Are there any plans to implement data rollup for YCQL? With that I mean automatic aggregation of older data (e. g. something like https://docs.oracle.com/cd/E19062-01/sun.mgmt.ctr30/816-2761/prm-intro-7/index.html). The idea is to specify a maximum size of the database, say 5 TB, and then keep on pumping current sensor data into it without having to fear that the storage fills up. Data rollup will simply make sure that there is never more than 5 TB of data, but it will not simply delete older data, but reduce its granularity.

The idea is that I can retain all data ever ingested into the system, but the older it is, the less precise it becomes. So for weather data I might still be be able to say what the average temperature was for a certain day in the past, but I will not have the individual data points anymore. For more recent days, I will still have one measurement every 5 seconds and over time this is reduced to one measurement every minute, every hour and so on.

Hi @ulim

Something like this isn’t in the short/long term roadmap GitHub - yugabyte/yugabyte-db: YugabyteDB - the cloud native distributed SQL database for mission-critical applications.

You can use the YSQL layer and with some simple queries be able to do manual rollups. A good way would be to use partitioning, do rollups how you’d prefer, and then drop the old partitions with the full data.

You can also create a feature request on Github Issues · yugabyte/yugabyte-db · GitHub

Thanks a lot for the information. I believe this would be more of a feature for the YCQL layer, because I am under the impression that this would be the correct choice for timeseries based IOT data. The consistency requirements aren’t as strong, but parallelism is king, because there is so much data.

But perhaps the intended use case for YCQL is not big data processing, so storage would not usually be a concern?

Consistency is the same in YCQL/YSQL.

There is more support going on for YSQL development. It’s better to make YSQL faster to catch up with YCQL than to add features to YCQL.

Ok, gotcha. I thought since YCQL seems to be modelled after Cassandra, that it would be an eventually consistent system, thereby always having a performance advantage over distributed strongly consistent systems.

The general idea is that it’s not nice from a developer’s pov to work with async systems (you’ll put the synchronization logic on your code).

The idea was to have the same API as Cassandra and nicer developer experience (because of consistent replication) and faster performance (because synchronous is generally faster (faster quorum reads, no tombstones, etc), better architecture, c++ faster than java).

Hi @ulim,
Inspired by your question, I’ve written an example of doing this kind of rollup in SQL:

A single query scheduled daily can do the job.

From the blog post:

DELETE those rows from the distributed storage and return them to the SQL layer

If you have a lot of rows, it will be better to use partitioning and just drop the partition, because it’s much more efficient than doing deletes (file delete VS tombstone insert for each row & compaction).

Sure.
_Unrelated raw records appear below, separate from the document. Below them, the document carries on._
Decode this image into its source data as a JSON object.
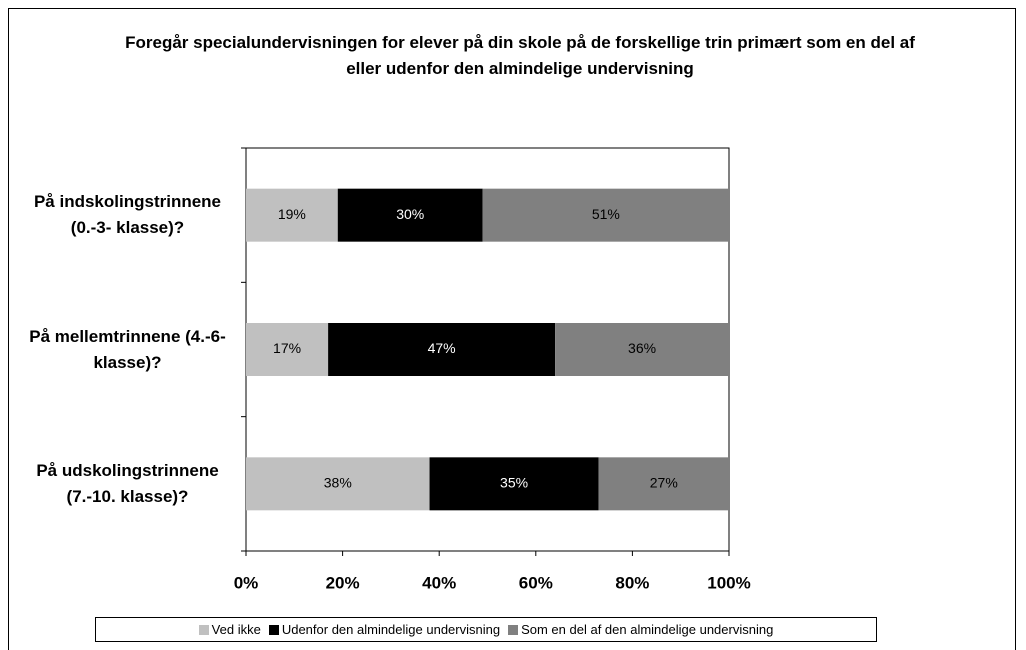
{
  "chart_data": {
    "type": "stacked_bar_horizontal",
    "title": "Foregår specialundervisningen for elever på din skole på de forskellige trin primært som en del af eller udenfor den almindelige undervisning",
    "categories": [
      "På indskolingstrinnene (0.-3- klasse)?",
      "På mellemtrinnene (4.-6- klasse)?",
      "På udskolingstrinnene (7.-10. klasse)?"
    ],
    "series": [
      {
        "name": "Ved ikke",
        "color": "#c0c0c0",
        "values": [
          19,
          17,
          38
        ],
        "value_labels": [
          "19%",
          "17%",
          "38%"
        ]
      },
      {
        "name": "Udenfor den almindelige undervisning",
        "color": "#000000",
        "values": [
          30,
          47,
          35
        ],
        "value_labels": [
          "30%",
          "47%",
          "35%"
        ]
      },
      {
        "name": "Som en del af den almindelige undervisning",
        "color": "#808080",
        "values": [
          51,
          36,
          27
        ],
        "value_labels": [
          "51%",
          "36%",
          "27%"
        ]
      }
    ],
    "xlim": [
      0,
      100
    ],
    "xticks": [
      {
        "value": 0,
        "label": "0%"
      },
      {
        "value": 20,
        "label": "20%"
      },
      {
        "value": 40,
        "label": "40%"
      },
      {
        "value": 60,
        "label": "60%"
      },
      {
        "value": 80,
        "label": "80%"
      },
      {
        "value": 100,
        "label": "100%"
      }
    ],
    "grid": false,
    "legend": "bottom"
  }
}
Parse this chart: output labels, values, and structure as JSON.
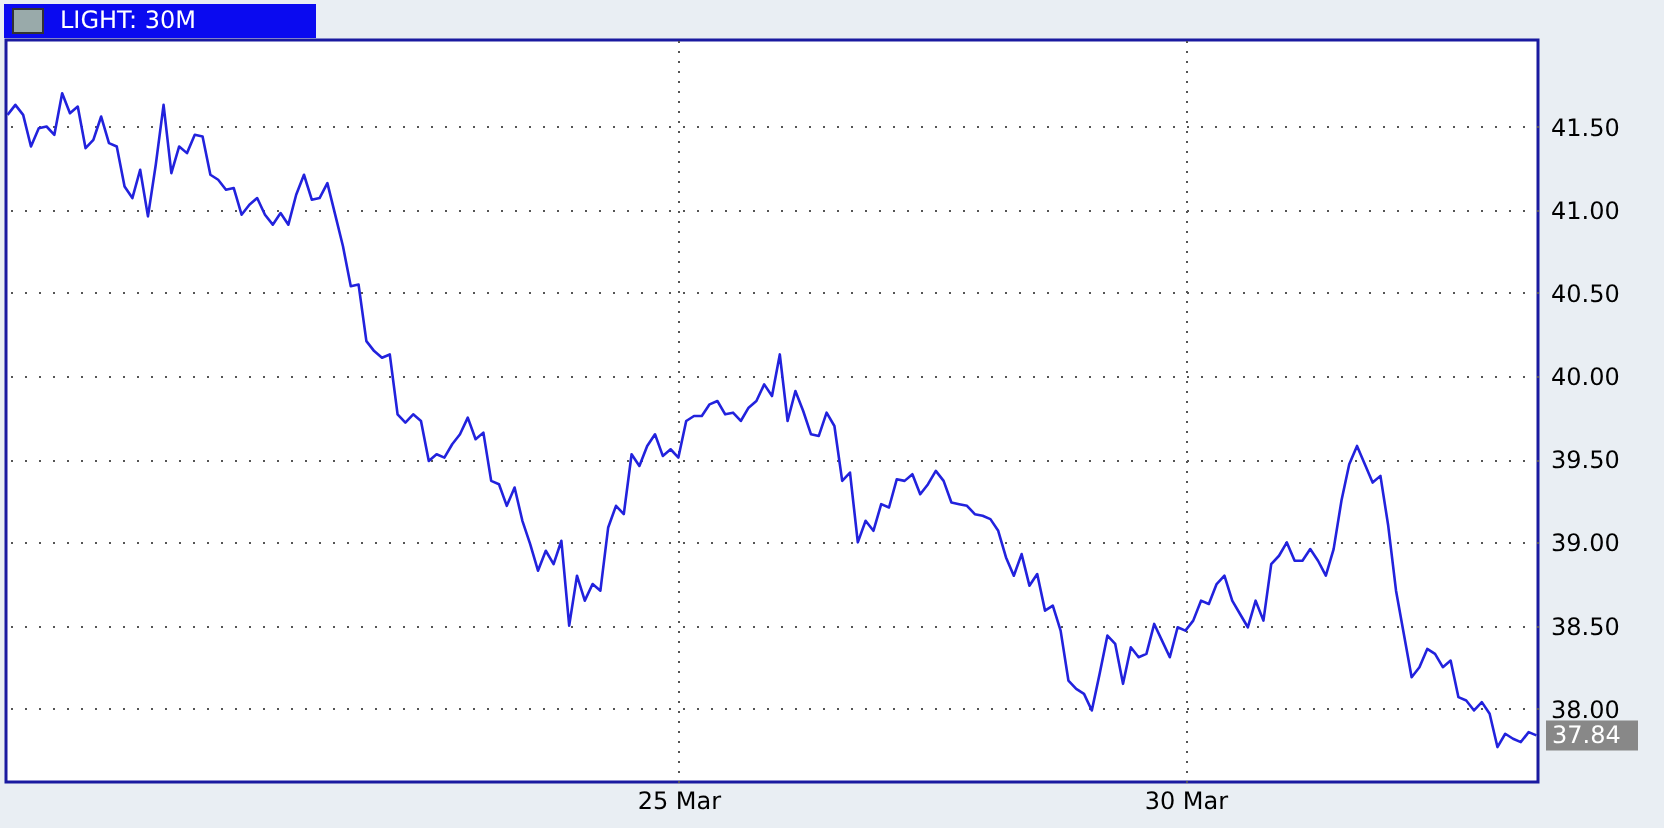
{
  "chart_data": {
    "type": "line",
    "title": "LIGHT: 30M",
    "categories": [
      null,
      null,
      null,
      null,
      null,
      null,
      null,
      null,
      null,
      null,
      null,
      null,
      null,
      null,
      null,
      null,
      null,
      null,
      null,
      null,
      null,
      null,
      null,
      null,
      null,
      null,
      null,
      null,
      null,
      null,
      null,
      null,
      null,
      null,
      null,
      null,
      null,
      null,
      null,
      null,
      null,
      null,
      null,
      null,
      null,
      null,
      null,
      null,
      null,
      null,
      null,
      null,
      null,
      null,
      null,
      null,
      null,
      null,
      null,
      null,
      null,
      null,
      null,
      null,
      null,
      null,
      null,
      null,
      null,
      null,
      null,
      null,
      null,
      null,
      null,
      null,
      null,
      null,
      null,
      null,
      null,
      null,
      null,
      null,
      null,
      null,
      "25 Mar",
      null,
      null,
      null,
      null,
      null,
      null,
      null,
      null,
      null,
      null,
      null,
      null,
      null,
      null,
      null,
      null,
      null,
      null,
      null,
      null,
      null,
      null,
      null,
      null,
      null,
      null,
      null,
      null,
      null,
      null,
      null,
      null,
      null,
      null,
      null,
      null,
      null,
      null,
      null,
      null,
      null,
      null,
      null,
      null,
      null,
      null,
      null,
      null,
      null,
      null,
      null,
      null,
      null,
      null,
      null,
      null,
      null,
      null,
      null,
      null,
      null,
      null,
      null,
      null,
      "30 Mar",
      null,
      null,
      null,
      null,
      null,
      null,
      null,
      null,
      null,
      null,
      null,
      null,
      null,
      null,
      null,
      null,
      null,
      null,
      null,
      null,
      null,
      null,
      null,
      null,
      null,
      null,
      null,
      null,
      null,
      null,
      null,
      null,
      null,
      null,
      null,
      null,
      null,
      null,
      null,
      null,
      null,
      null,
      null,
      null,
      null
    ],
    "ylim": [
      37.56,
      42.02
    ],
    "yticks": [
      {
        "value": 38,
        "label": "38.00"
      },
      {
        "value": 38.5,
        "label": "38.50"
      },
      {
        "value": 39,
        "label": "39.00"
      },
      {
        "value": 39.5,
        "label": "39.50"
      },
      {
        "value": 40,
        "label": "40.00"
      },
      {
        "value": 40.5,
        "label": "40.50"
      },
      {
        "value": 41,
        "label": "41.00"
      },
      {
        "value": 41.5,
        "label": "41.50"
      }
    ],
    "grid": true,
    "line_style": "solid",
    "annotations": [
      "37.84"
    ],
    "series": [
      {
        "color": "#2222dd",
        "values": [
          41.57,
          41.63,
          41.57,
          41.38,
          41.49,
          41.5,
          41.45,
          41.7,
          41.58,
          41.62,
          41.37,
          41.42,
          41.56,
          41.4,
          41.38,
          41.14,
          41.07,
          41.24,
          40.96,
          41.27,
          41.63,
          41.22,
          41.38,
          41.34,
          41.45,
          41.44,
          41.21,
          41.18,
          41.12,
          41.13,
          40.97,
          41.03,
          41.07,
          40.97,
          40.91,
          40.98,
          40.91,
          41.09,
          41.21,
          41.06,
          41.07,
          41.16,
          40.97,
          40.78,
          40.54,
          40.55,
          40.21,
          40.15,
          40.11,
          40.13,
          39.77,
          39.72,
          39.77,
          39.73,
          39.49,
          39.53,
          39.51,
          39.59,
          39.65,
          39.75,
          39.62,
          39.66,
          39.37,
          39.35,
          39.22,
          39.33,
          39.13,
          38.99,
          38.83,
          38.95,
          38.87,
          39.01,
          38.5,
          38.8,
          38.65,
          38.75,
          38.71,
          39.09,
          39.22,
          39.17,
          39.53,
          39.46,
          39.58,
          39.65,
          39.52,
          39.56,
          39.51,
          39.73,
          39.76,
          39.76,
          39.83,
          39.85,
          39.77,
          39.78,
          39.73,
          39.81,
          39.85,
          39.95,
          39.88,
          40.13,
          39.73,
          39.91,
          39.79,
          39.65,
          39.64,
          39.78,
          39.7,
          39.37,
          39.42,
          39.0,
          39.13,
          39.07,
          39.23,
          39.21,
          39.38,
          39.37,
          39.41,
          39.29,
          39.35,
          39.43,
          39.37,
          39.24,
          39.23,
          39.22,
          39.17,
          39.16,
          39.14,
          39.07,
          38.91,
          38.8,
          38.93,
          38.74,
          38.81,
          38.59,
          38.62,
          38.47,
          38.17,
          38.12,
          38.09,
          37.99,
          38.21,
          38.44,
          38.39,
          38.15,
          38.37,
          38.31,
          38.33,
          38.51,
          38.41,
          38.31,
          38.49,
          38.47,
          38.53,
          38.65,
          38.63,
          38.75,
          38.8,
          38.65,
          38.57,
          38.49,
          38.65,
          38.53,
          38.87,
          38.92,
          39.0,
          38.89,
          38.89,
          38.96,
          38.89,
          38.8,
          38.96,
          39.25,
          39.47,
          39.58,
          39.47,
          39.36,
          39.4,
          39.1,
          38.71,
          38.45,
          38.19,
          38.25,
          38.36,
          38.33,
          38.25,
          38.29,
          38.07,
          38.05,
          37.99,
          38.04,
          37.97,
          37.77,
          37.85,
          37.82,
          37.8,
          37.86,
          37.84
        ]
      }
    ]
  }
}
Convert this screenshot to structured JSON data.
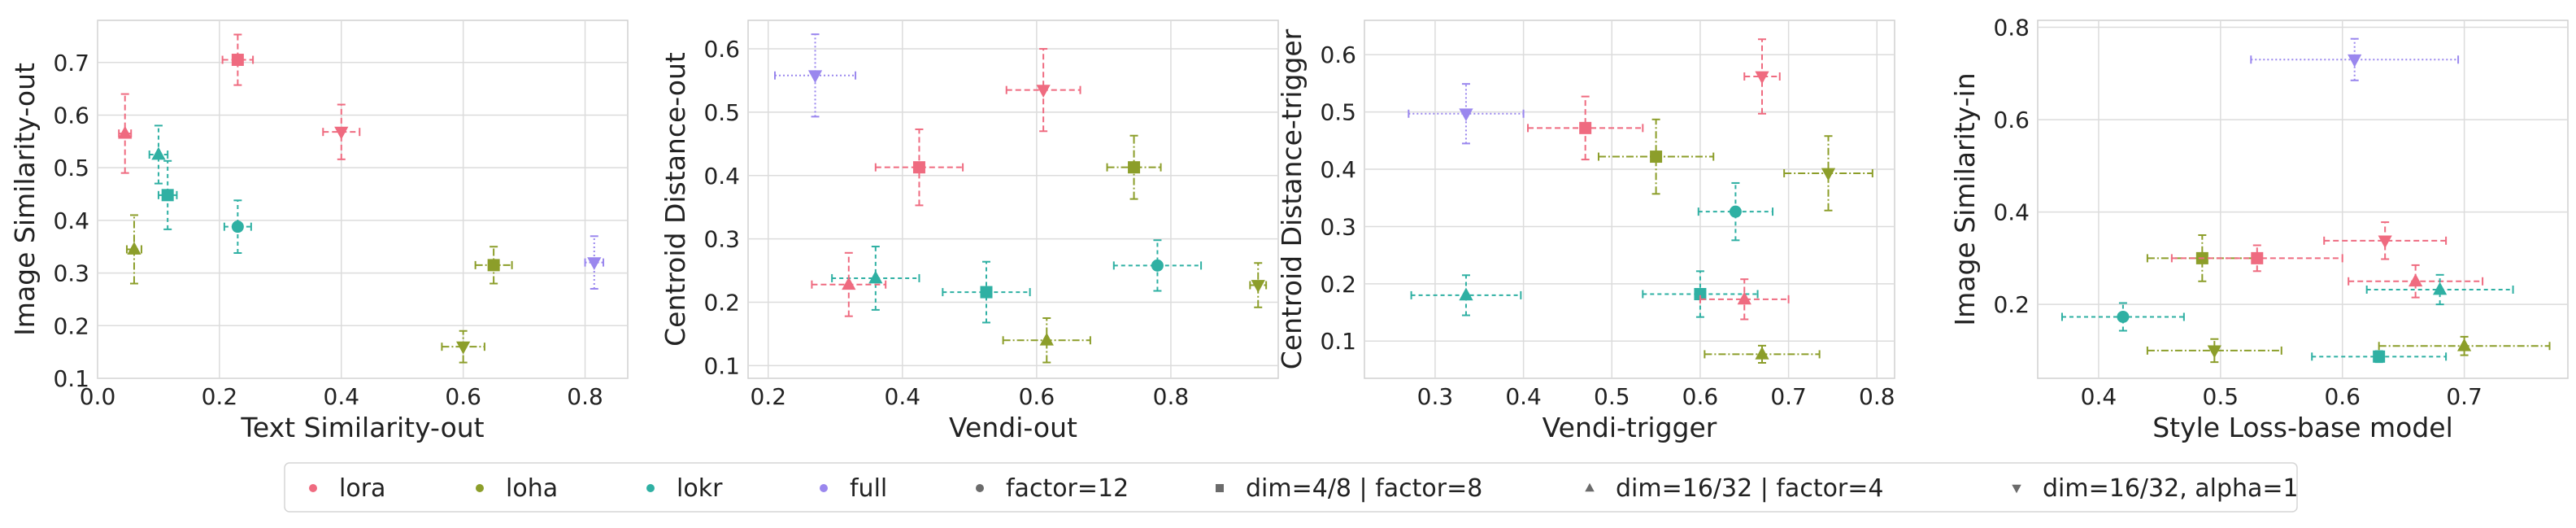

But then you have to manage the visibility (cannot insert + drop partition in the same transaction), the granularity (you don’t want per-day partitions for years), indexing (no global indexes on declarative partitioning). Frequent transactional delete+insert are easier, but drop partition + maitning another aggregate table is cheaper

@dorian_yugabyte
Your example looks interesting, I believe if you talk to your marketing guys they will say that you should expand it into a feature for the next version, because that is easy to sell :slight_smile:

Doing that with a dedicated feature would need to have many options to cope with specific structures or workloads. I think the great value of SQL is to be able to do this kind of thing customized to each case. But maybe a function that generates the queries could make sense.

No one takes the customized approach away from you, if you need it. But I think it’s an 80/20 thing, where in 80% of the cases you will have a timestamp column and rollup over that. And you will have a target size for the database. So these are the two configuration options needed. The rest can be automated in an algorithm that simply keeps on thinning out until the target size is reached. The interesting part is in the selection of the rows - you don’t just select by day, week or month, because that would introduce more configuration options. Instead you look at the distribution of the timestamps to generate sensible windows. That way you can support IoT data from just one day just as well as weather data from decades.

1 Like

@ulim that totally makes sense. Thanks for the feedback :+1:t2: